現地の警官の証言によれば、制止に入った五人の武装警官を素手で気絶させ、
そのまま活動期のヴァリアントがいる方向へと歩み去ったという。
ヴァリアント自体はその後、数時間後に米国のハンターによって処理。
現場近辺には美貴の遺体も殺害の痕跡も見つからなかった。
ちなみに両親の話では、魔道協会の粛清人としての用事も現地にはなかったはずだという。

美貴がその場に現れた意図、行方不明の原因、なにもかもが謎のままだ。

あさ美の言う通り、ヴァリアントの"材料"として拉致されたというケースも可能性としてはあるだろう。
だが、ただのレベル2の超能力者ならまだしも、藤本美貴は百戦錬磨の魔術師だ。
ランク3程度のヴァリアントや"ヴァリアントを製造している"側の人間程度に遅れを取るとは考えにくい。
その気になれば大気中の水分を掻き集め、直径20メートル以上の空間を凍結させることもできるのが"氷結の魔術師"だ。
ヴァリアントがいかに強固な障壁を誇ろうと、他の哺乳類同様に肺呼吸によって生命活動を維持する生物である以上、
そんな魔術を喰らえば酸欠死は免れないだろう。


「説明は以上。じゃ、後は手筈通りによろしく」

大型トラックを改装した運用車の後部ハッチが開く。
青いパワードスーツをまとったれいなは、車体を大きく軋ませながら外へと身を滑り出した。
手近な送電用鉄塔から運用車の底部を介して繋がるケーブルが、作業員二人の手によってスーツ背部に接続される。

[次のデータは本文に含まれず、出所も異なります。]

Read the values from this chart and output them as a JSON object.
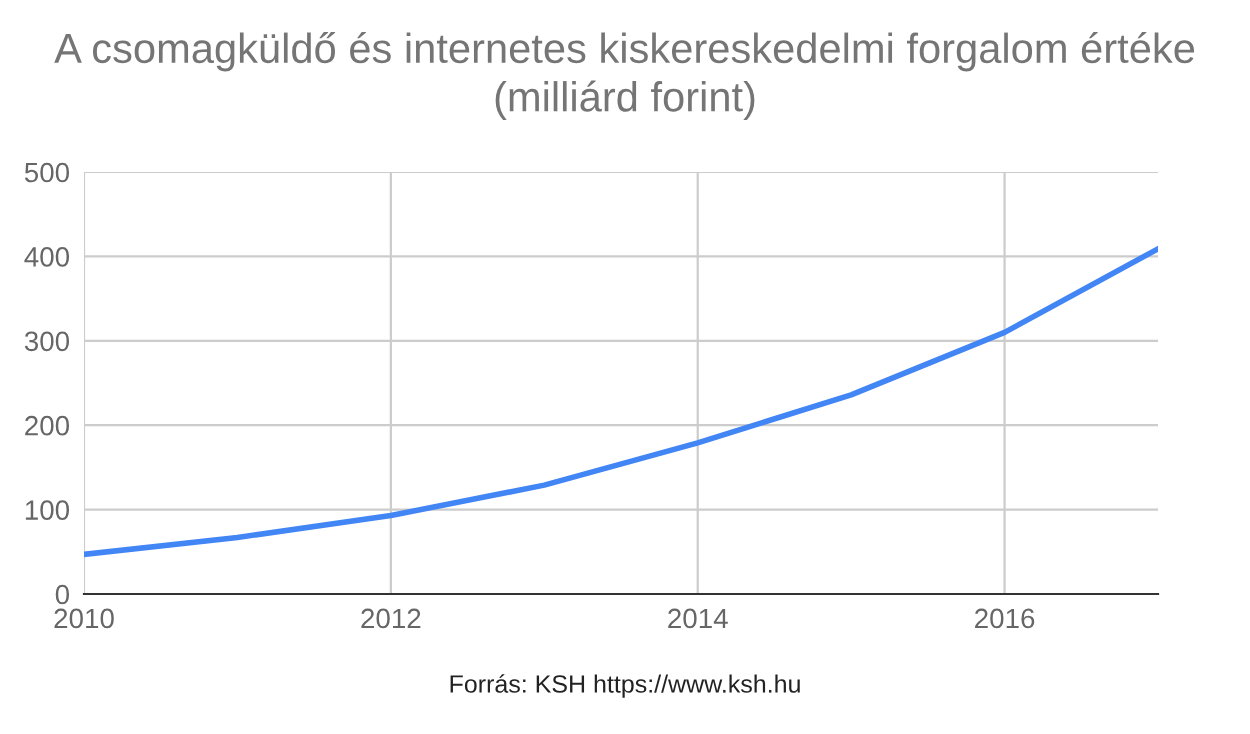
{
  "chart_data": {
    "type": "line",
    "title": "A csomagküldő és internetes kiskereskedelmi forgalom értéke\n(milliárd forint)",
    "x": [
      2010,
      2011,
      2012,
      2013,
      2014,
      2015,
      2016,
      2017
    ],
    "series": [
      {
        "color": "#4285f4",
        "values": [
          47,
          67,
          93,
          129,
          179,
          236,
          310,
          409
        ]
      }
    ],
    "xlim": [
      2010,
      2017
    ],
    "xticks": [
      2010,
      2012,
      2014,
      2016
    ],
    "ylim": [
      0,
      500
    ],
    "yticks": [
      0,
      100,
      200,
      300,
      400,
      500
    ],
    "grid": true,
    "marker": "none",
    "line_style": "solid",
    "annotations": [
      "Forrás: KSH https://www.ksh.hu"
    ]
  }
}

ヴァリアントを追っていれば、いずれは藤本美貴失踪の謎に届く可能性は低くない。
特異体質と戦闘技術を見込まれて受けた中澤の誘い文句だが、
徐々にその推測は現実のものとなろうとしている。
今のれいなにできるのは、ヴァリアントの背後に蠢く何者かの真意を掴むこと。
その先に、きっと藤本美貴はいる。

ゆっくりと、しかし確実な覚悟を持って、れいなは標的のいる位置へと歩を進めた。
スーツの触覚を通し、踏みしめた地面が重々しく軋むのを感じる。